Crypto Backtesting: Challenges and Best Practices
By Daniel Chau
Founder, NeuroBacktest
Backtest Bitcoin, Ethereum, and altcoin strategies with realistic assumptions for volatility, liquidity, and exchange data.
Crypto markets never sleep. Their 24/7 nature, high volatility, and unique market structure make crypto backtesting both exciting and challenging.
Market Structure Differences
Unlike stocks, crypto trades continuously, has no central exchange, and offers perpetual futures with funding rates. These factors change slippage, liquidity, and holding costs.
Data Quality
Use reputable exchange data or aggregators. Be aware of exchange outages, flash crashes, and delisted altcoins that can introduce survivorship bias into your results.
Volatility Adjustments
Crypto moves can be 5-10 times larger than stocks. Wider stops, smaller position sizes, and volatility-adjusted rules are usually necessary for realistic backtests.

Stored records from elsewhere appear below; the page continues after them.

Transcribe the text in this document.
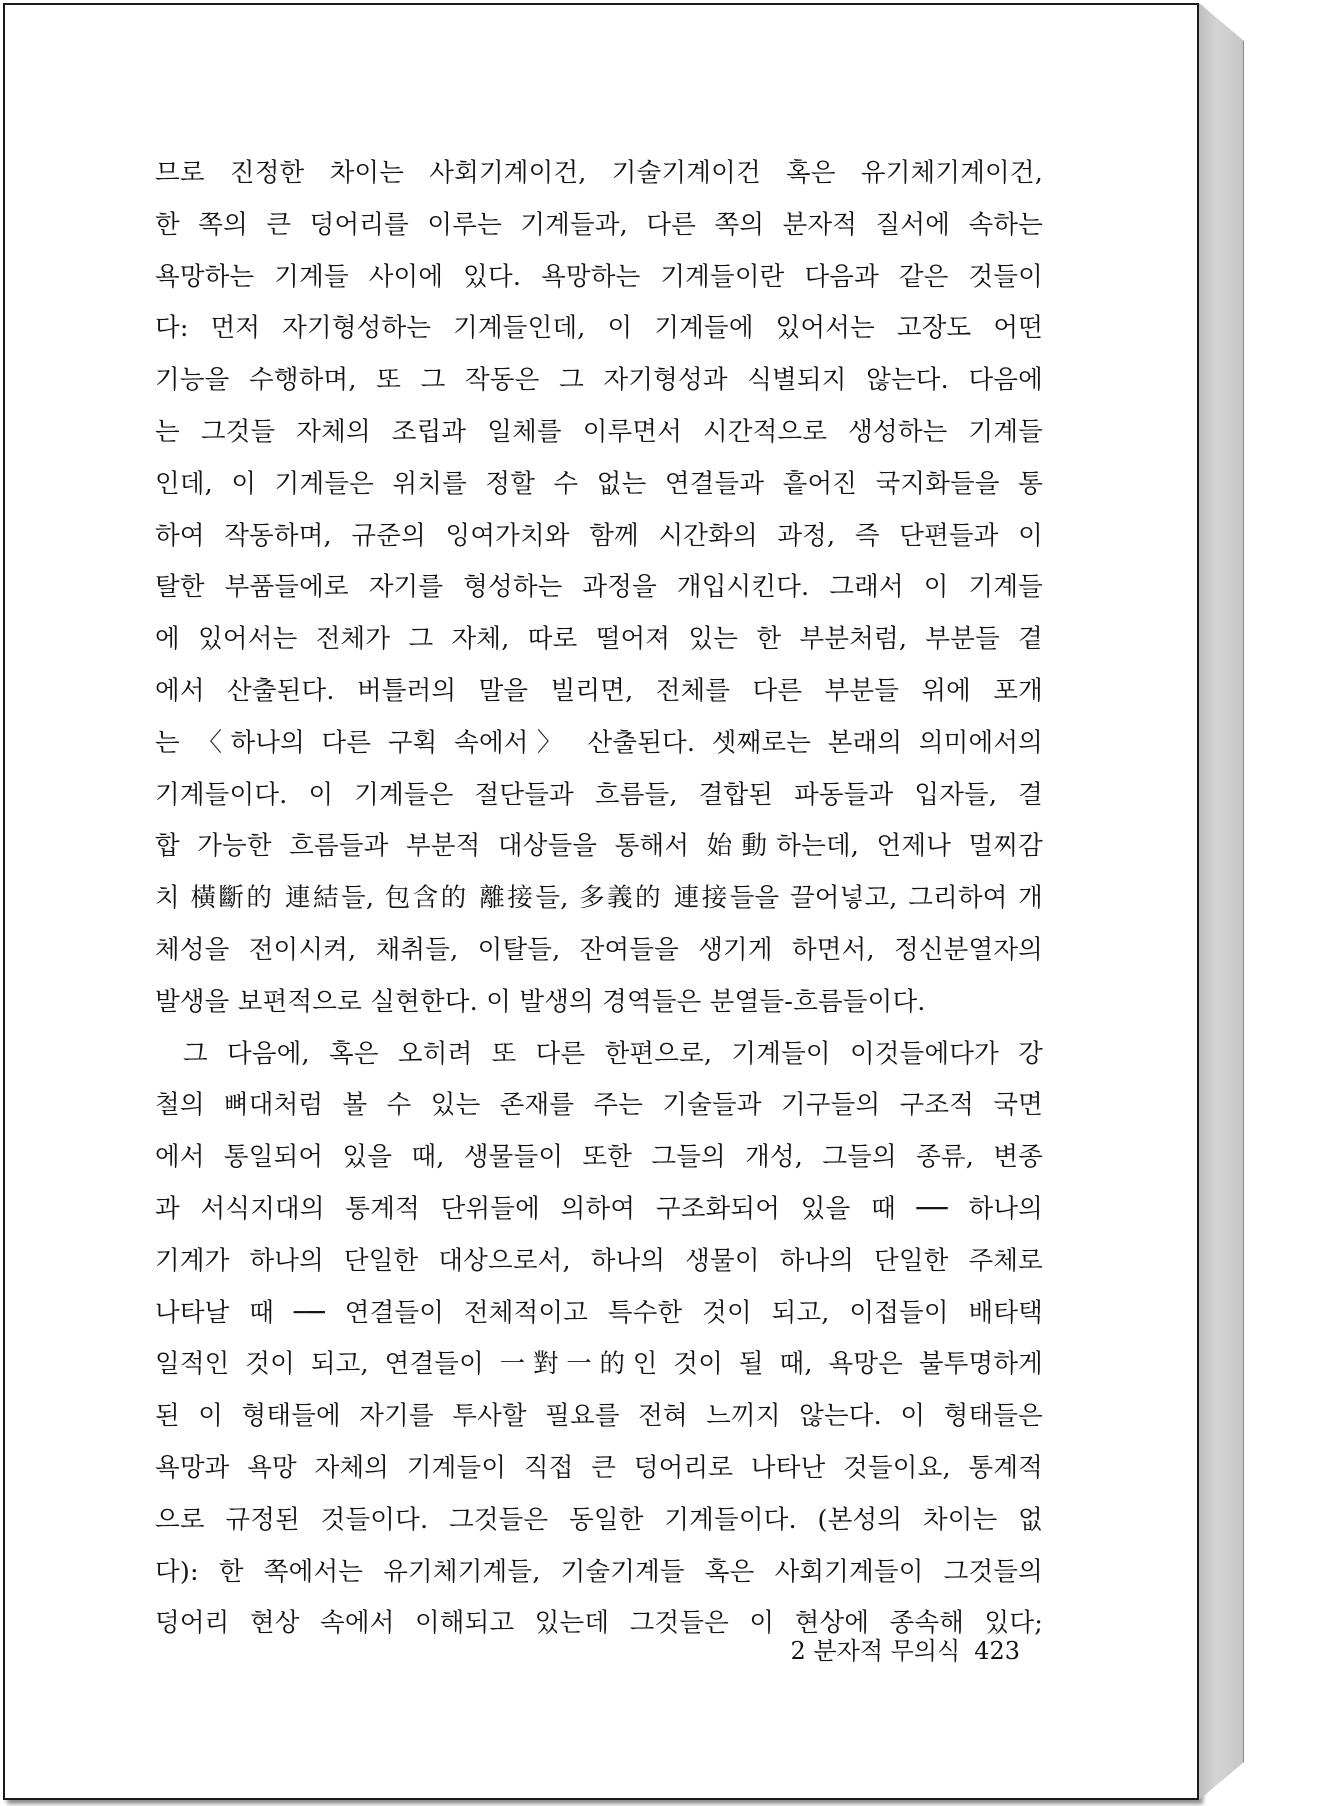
므로 진정한 차이는 사회기계이건, 기술기계이건 혹은 유기체기계이건,
한 쪽의 큰 덩어리를 이루는 기계들과, 다른 쪽의 분자적 질서에 속하는
욕망하는 기계들 사이에 있다. 욕망하는 기계들이란 다음과 같은 것들이
다: 먼저 자기형성하는 기계들인데, 이 기계들에 있어서는 고장도 어떤
기능을 수행하며, 또 그 작동은 그 자기형성과 식별되지 않는다. 다음에
는 그것들 자체의 조립과 일체를 이루면서 시간적으로 생성하는 기계들
인데, 이 기계들은 위치를 정할 수 없는 연결들과 흩어진 국지화들을 통
하여 작동하며, 규준의 잉여가치와 함께 시간화의 과정, 즉 단편들과 이
탈한 부품들에로 자기를 형성하는 과정을 개입시킨다. 그래서 이 기계들
에 있어서는 전체가 그 자체, 따로 떨어져 있는 한 부분처럼, 부분들 곁
에서 산출된다. 버틀러의 말을 빌리면, 전체를 다른 부분들 위에 포개
는 〈하나의 다른 구획 속에서〉 산출된다. 셋째로는 본래의 의미에서의
기계들이다. 이 기계들은 절단들과 흐름들, 결합된 파동들과 입자들, 결
합 가능한 흐름들과 부분적 대상들을 통해서 始動하는데, 언제나 멀찌감
치 橫斷的 連結들, 包含的 離接들, 多義的 連接들을 끌어넣고, 그리하여 개
체성을 전이시켜, 채취들, 이탈들, 잔여들을 생기게 하면서, 정신분열자의
발생을 보편적으로 실현한다. 이 발생의 경역들은 분열들-흐름들이다.
그 다음에, 혹은 오히려 또 다른 한편으로, 기계들이 이것들에다가 강
철의 뼈대처럼 볼 수 있는 존재를 주는 기술들과 기구들의 구조적 국면
에서 통일되어 있을 때, 생물들이 또한 그들의 개성, 그들의 종류, 변종
과 서식지대의 통계적 단위들에 의하여 구조화되어 있을 때 ── 하나의
기계가 하나의 단일한 대상으로서, 하나의 생물이 하나의 단일한 주체로
나타날 때 ── 연결들이 전체적이고 특수한 것이 되고, 이접들이 배타택
일적인 것이 되고, 연결들이 一對一的인 것이 될 때, 욕망은 불투명하게
된 이 형태들에 자기를 투사할 필요를 전혀 느끼지 않는다. 이 형태들은
욕망과 욕망 자체의 기계들이 직접 큰 덩어리로 나타난 것들이요, 통계적
으로 규정된 것들이다. 그것들은 동일한 기계들이다. (본성의 차이는 없
다): 한 쪽에서는 유기체기계들, 기술기계들 혹은 사회기계들이 그것들의
덩어리 현상 속에서 이해되고 있는데 그것들은 이 현상에 종속해 있다;
2 분자적 무의식 423
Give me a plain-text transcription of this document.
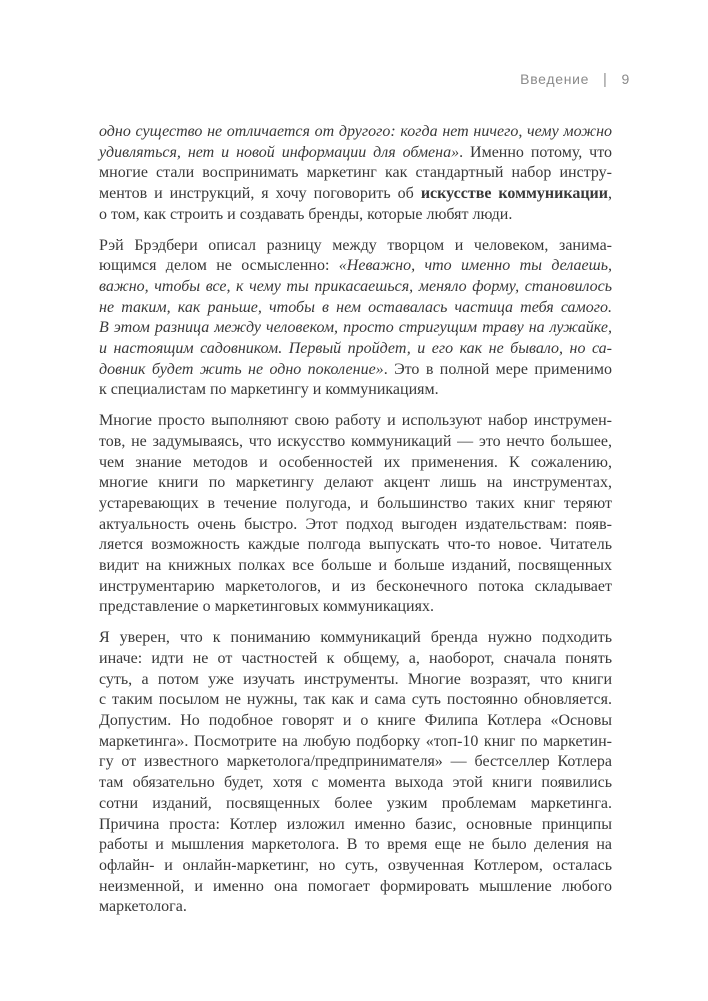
Введение | 9
одно существо не отличается от другого: когда нет ничего, чему можно
удивляться, нет и новой информации для обмена». Именно потому, что
многие стали воспринимать маркетинг как стандартный набор инстру-
ментов и инструкций, я хочу поговорить об искусстве коммуникации,
о том, как строить и создавать бренды, которые любят люди.
Рэй Брэдбери описал разницу между творцом и человеком, занима-
ющимся делом не осмысленно: «Неважно, что именно ты делаешь,
важно, чтобы все, к чему ты прикасаешься, меняло форму, становилось
не таким, как раньше, чтобы в нем оставалась частица тебя самого.
В этом разница между человеком, просто стригущим траву на лужайке,
и настоящим садовником. Первый пройдет, и его как не бывало, но са-
довник будет жить не одно поколение». Это в полной мере применимо
к специалистам по маркетингу и коммуникациям.
Многие просто выполняют свою работу и используют набор инструмен-
тов, не задумываясь, что искусство коммуникаций — это нечто большее,
чем знание методов и особенностей их применения. К сожалению,
многие книги по маркетингу делают акцент лишь на инструментах,
устаревающих в течение полугода, и большинство таких книг теряют
актуальность очень быстро. Этот подход выгоден издательствам: появ-
ляется возможность каждые полгода выпускать что-то новое. Читатель
видит на книжных полках все больше и больше изданий, посвященных
инструментарию маркетологов, и из бесконечного потока складывает
представление о маркетинговых коммуникациях.
Я уверен, что к пониманию коммуникаций бренда нужно подходить
иначе: идти не от частностей к общему, а, наоборот, сначала понять
суть, а потом уже изучать инструменты. Многие возразят, что книги
с таким посылом не нужны, так как и сама суть постоянно обновляется.
Допустим. Но подобное говорят и о книге Филипа Котлера «Основы
маркетинга». Посмотрите на любую подборку «топ-10 книг по маркетин-
гу от известного маркетолога/предпринимателя» — бестселлер Котлера
там обязательно будет, хотя с момента выхода этой книги появились
сотни изданий, посвященных более узким проблемам маркетинга.
Причина проста: Котлер изложил именно базис, основные принципы
работы и мышления маркетолога. В то время еще не было деления на
офлайн- и онлайн-маркетинг, но суть, озвученная Котлером, осталась
неизменной, и именно она помогает формировать мышление любого
маркетолога.
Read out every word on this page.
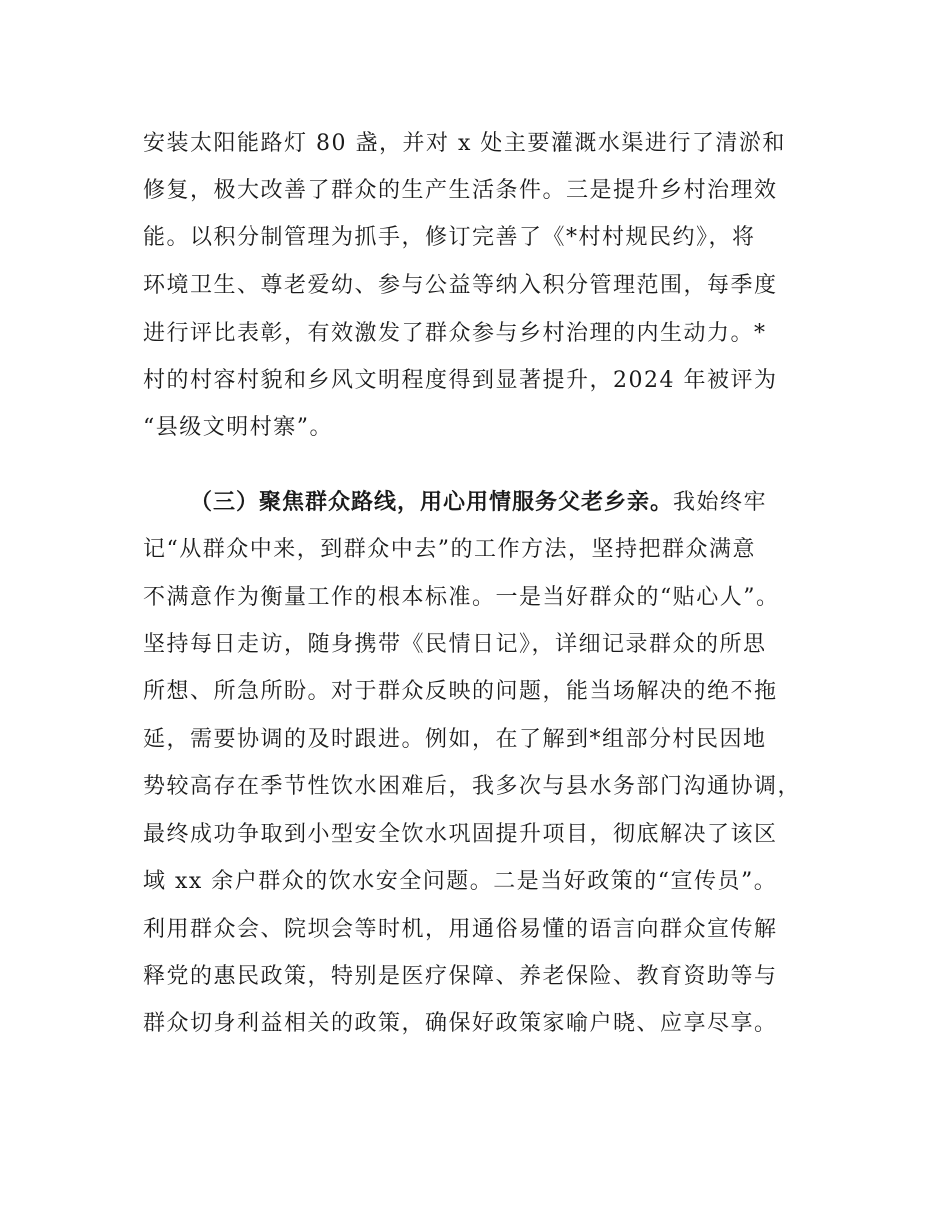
安装太阳能路灯 80 盏，并对 x 处主要灌溉水渠进行了清淤和
修复，极大改善了群众的生产生活条件。三是提升乡村治理效
能。以积分制管理为抓手，修订完善了《*村村规民约》，将
环境卫生、尊老爱幼、参与公益等纳入积分管理范围，每季度
进行评比表彰，有效激发了群众参与乡村治理的内生动力。*
村的村容村貌和乡风文明程度得到显著提升，2024 年被评为
“县级文明村寨”。
（三）聚焦群众路线，用心用情服务父老乡亲。我始终牢
记“从群众中来，到群众中去”的工作方法，坚持把群众满意
不满意作为衡量工作的根本标准。一是当好群众的“贴心人”。
坚持每日走访，随身携带《民情日记》，详细记录群众的所思
所想、所急所盼。对于群众反映的问题，能当场解决的绝不拖
延，需要协调的及时跟进。例如，在了解到*组部分村民因地
势较高存在季节性饮水困难后，我多次与县水务部门沟通协调，
最终成功争取到小型安全饮水巩固提升项目，彻底解决了该区
域 xx 余户群众的饮水安全问题。二是当好政策的“宣传员”。
利用群众会、院坝会等时机，用通俗易懂的语言向群众宣传解
释党的惠民政策，特别是医疗保障、养老保险、教育资助等与
群众切身利益相关的政策，确保好政策家喻户晓、应享尽享。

Backtest Crypto with NeuroBacktest
Try: "Backtest a Bitcoin momentum strategy using a 20-day breakout from 2020 to 2024 with 1% risk per trade."
Frequently Asked Questions
Is crypto backtesting different from stock backtesting?▼
Yes. Crypto markets trade 24/7, are more volatile, and have different liquidity, funding rates, and exchange-specific data issues.
What data should I use for crypto backtests?▼
Use high-quality OHLCV from reputable exchanges or aggregators. Account for survivorship bias if you test many delisted altcoins.
How do I handle 24/7 trading in backtests?▼
Use daily or hourly bars without market-open gaps. Be careful with weekend liquidity and funding-rate costs for perpetual futures.